Strandall v. Alaska Lumber Co.

73 Wash. 67 | Wash. | 1913

Mount, J.

The plaintiff recovered a judgment against the defendant in the court below on account of a balance found due from the defendant to the plaintiff from the sale of two carloads of lumber. The defendant has appealed.

But one question is presented upon this appeal. It is argued by the appellant that the superior court of Whatcom county was without jurisdiction to try the case.

It is conceded that the defendant is a domestic corporation, having its principal place of business in King county. None of its officers reside in Whatcom county, where the case was brought. The defendant sent an agent to Whatcom county where the plaintiff lived to purchase lumber. This agent purchased two carloads of lumber which were then located in the respondent’s mill yard in WTiatcom county. A contract was entered into therefor. Thereafter, plaintiff loaded the lumber upon cars in accordance with the contract and shipped the lumber out of the state upon order of the defendant. *68Previous to this time, the defendant had purchased other lumber from the plaintiff in carload lots, which was shipped out of the state in the same way.

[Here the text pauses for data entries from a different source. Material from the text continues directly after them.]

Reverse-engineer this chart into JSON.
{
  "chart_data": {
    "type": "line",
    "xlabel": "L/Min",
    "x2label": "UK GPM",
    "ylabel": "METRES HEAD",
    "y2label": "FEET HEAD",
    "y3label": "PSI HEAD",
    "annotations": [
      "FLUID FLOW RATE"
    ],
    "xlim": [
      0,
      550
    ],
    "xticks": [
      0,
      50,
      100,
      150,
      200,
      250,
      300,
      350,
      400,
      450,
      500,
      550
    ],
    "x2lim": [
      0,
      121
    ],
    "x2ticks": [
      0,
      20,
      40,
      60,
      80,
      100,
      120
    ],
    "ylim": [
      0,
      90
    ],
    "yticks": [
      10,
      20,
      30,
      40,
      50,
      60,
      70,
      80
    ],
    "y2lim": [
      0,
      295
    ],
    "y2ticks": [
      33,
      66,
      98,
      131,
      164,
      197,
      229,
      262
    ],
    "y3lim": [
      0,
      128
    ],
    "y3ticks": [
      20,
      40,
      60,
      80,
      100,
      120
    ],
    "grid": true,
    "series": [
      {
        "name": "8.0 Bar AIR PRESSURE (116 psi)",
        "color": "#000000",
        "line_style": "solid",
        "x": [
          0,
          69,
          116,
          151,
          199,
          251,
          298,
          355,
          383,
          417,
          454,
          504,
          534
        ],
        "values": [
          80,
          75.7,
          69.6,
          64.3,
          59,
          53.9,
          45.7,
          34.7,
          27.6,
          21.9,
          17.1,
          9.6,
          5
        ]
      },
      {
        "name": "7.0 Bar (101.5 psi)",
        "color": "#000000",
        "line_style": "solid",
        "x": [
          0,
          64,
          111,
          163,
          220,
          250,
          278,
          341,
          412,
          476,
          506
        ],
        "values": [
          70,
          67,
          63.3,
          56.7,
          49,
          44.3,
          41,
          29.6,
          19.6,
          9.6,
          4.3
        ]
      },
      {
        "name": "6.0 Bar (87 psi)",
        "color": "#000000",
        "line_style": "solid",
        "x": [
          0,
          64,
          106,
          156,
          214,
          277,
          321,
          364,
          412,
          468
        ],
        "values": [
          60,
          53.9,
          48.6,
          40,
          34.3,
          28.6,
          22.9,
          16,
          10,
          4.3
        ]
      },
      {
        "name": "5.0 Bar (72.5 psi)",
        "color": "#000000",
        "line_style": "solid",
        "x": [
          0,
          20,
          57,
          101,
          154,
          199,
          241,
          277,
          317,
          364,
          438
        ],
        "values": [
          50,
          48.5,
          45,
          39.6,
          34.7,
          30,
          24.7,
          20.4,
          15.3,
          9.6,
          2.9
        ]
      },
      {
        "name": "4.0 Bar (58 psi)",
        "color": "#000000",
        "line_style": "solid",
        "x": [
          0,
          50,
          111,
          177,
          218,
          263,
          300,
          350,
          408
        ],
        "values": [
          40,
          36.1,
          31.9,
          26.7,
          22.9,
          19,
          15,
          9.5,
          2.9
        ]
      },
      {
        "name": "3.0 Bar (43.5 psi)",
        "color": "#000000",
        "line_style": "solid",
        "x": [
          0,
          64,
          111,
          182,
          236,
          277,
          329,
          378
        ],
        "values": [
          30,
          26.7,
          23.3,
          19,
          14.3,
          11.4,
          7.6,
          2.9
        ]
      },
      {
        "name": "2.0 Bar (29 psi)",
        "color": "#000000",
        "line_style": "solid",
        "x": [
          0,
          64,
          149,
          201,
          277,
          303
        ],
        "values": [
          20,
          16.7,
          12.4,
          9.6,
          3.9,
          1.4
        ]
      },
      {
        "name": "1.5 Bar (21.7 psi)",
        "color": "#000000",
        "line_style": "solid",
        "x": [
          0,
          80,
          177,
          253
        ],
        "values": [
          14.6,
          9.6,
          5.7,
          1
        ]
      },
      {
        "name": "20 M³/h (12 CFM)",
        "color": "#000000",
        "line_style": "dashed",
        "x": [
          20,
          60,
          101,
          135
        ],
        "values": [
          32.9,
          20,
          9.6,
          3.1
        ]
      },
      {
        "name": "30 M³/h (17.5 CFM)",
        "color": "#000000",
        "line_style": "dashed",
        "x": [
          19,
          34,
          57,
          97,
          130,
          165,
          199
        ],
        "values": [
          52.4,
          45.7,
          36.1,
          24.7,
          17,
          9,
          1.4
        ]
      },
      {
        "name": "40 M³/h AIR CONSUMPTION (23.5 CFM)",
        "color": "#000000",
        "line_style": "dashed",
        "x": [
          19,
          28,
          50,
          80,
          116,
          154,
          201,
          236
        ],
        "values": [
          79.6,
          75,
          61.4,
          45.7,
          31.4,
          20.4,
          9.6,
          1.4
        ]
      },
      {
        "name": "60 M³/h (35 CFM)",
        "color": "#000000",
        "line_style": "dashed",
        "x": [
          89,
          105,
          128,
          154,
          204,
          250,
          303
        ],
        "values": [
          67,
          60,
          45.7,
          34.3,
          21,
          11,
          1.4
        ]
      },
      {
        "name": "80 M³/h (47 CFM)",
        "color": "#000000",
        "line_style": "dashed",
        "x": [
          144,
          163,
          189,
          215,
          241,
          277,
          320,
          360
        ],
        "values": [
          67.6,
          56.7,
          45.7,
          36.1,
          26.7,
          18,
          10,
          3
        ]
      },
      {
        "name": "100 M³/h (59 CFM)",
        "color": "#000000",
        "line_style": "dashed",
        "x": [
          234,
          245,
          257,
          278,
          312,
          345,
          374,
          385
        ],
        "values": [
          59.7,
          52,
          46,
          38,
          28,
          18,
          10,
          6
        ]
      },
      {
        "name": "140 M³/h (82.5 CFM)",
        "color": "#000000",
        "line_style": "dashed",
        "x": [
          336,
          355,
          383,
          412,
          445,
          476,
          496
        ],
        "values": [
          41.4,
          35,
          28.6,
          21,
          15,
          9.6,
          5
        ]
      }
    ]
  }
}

The complaint alleged, among other things:

“That the cause of action arose in Whatcom county and the defendant transacted business at the time the same arose in said Whatcom county.”

The statute ítem. & Bal. Code, § 206, provides as follows:

“An action against a corporation may be brought in any county where the corporation transacts business or transacted business at the time the cause of action arose; or in any county where the corporation has an office for the transaction of business or any person resides upon whom process may be served against such corporation, unless otherwise provided in this code.”

It is argued, in substance, by the defendant, that the purchase of the lumber from the plaintiff in Whatcom county is not transacting business in that county, within the meaning of the statute.

Prior to the year 1909, the statute provided:

“An action against a corporation may be brought in any county where the corporation has an office for the transaction of business, or any person resides upon whom process may be served against such corporation.” Ballinger’s Code, § 4854.

In 1909 this statute was amended so as to read as first above quoted. See Laws 1909, p. 69; Collins v. Hazel Lumber Co., 54 Wash. 524, 103 Pac. 798. It will be observed that the words “where the corporation transacts business or transacted business at the time the cause of action arose,” have been inserted'into the previous statute, evidently for the purpose of authorizing suits to be brought in the county where the corporation transacts business, whether it has an office for that purpose in such county or not.

In Hayworth v. McDonald, 67 Wash. 496, 121 Pac. 984, we held that the execution of a bond in an attachment suit was *69such a transaction of business as to authorize an action in the county where the bond was filed. In Lee v. Fidelity Storage & Transfer Co., 51 Wash. 208, 98 Pac. 658, where a foreign corporation was engaged in assembling carload lots of household goods from different persons and forwarding them to different points outside the state, it was held that the appellant was doing business within this state.

It is plain, we think, that, where the defendant was purchasing lumber from the plaintiff and ordering such lumber shipped from plaintiff’s mill direct to other points, that the corporation was transacting business within Whatcom county where the mill was located. The superior court therefore had jurisdiction to try the case.

The judgment is affirmed.

Crow, C. J., Parker, Chadwick, and Gose, JJ., concur.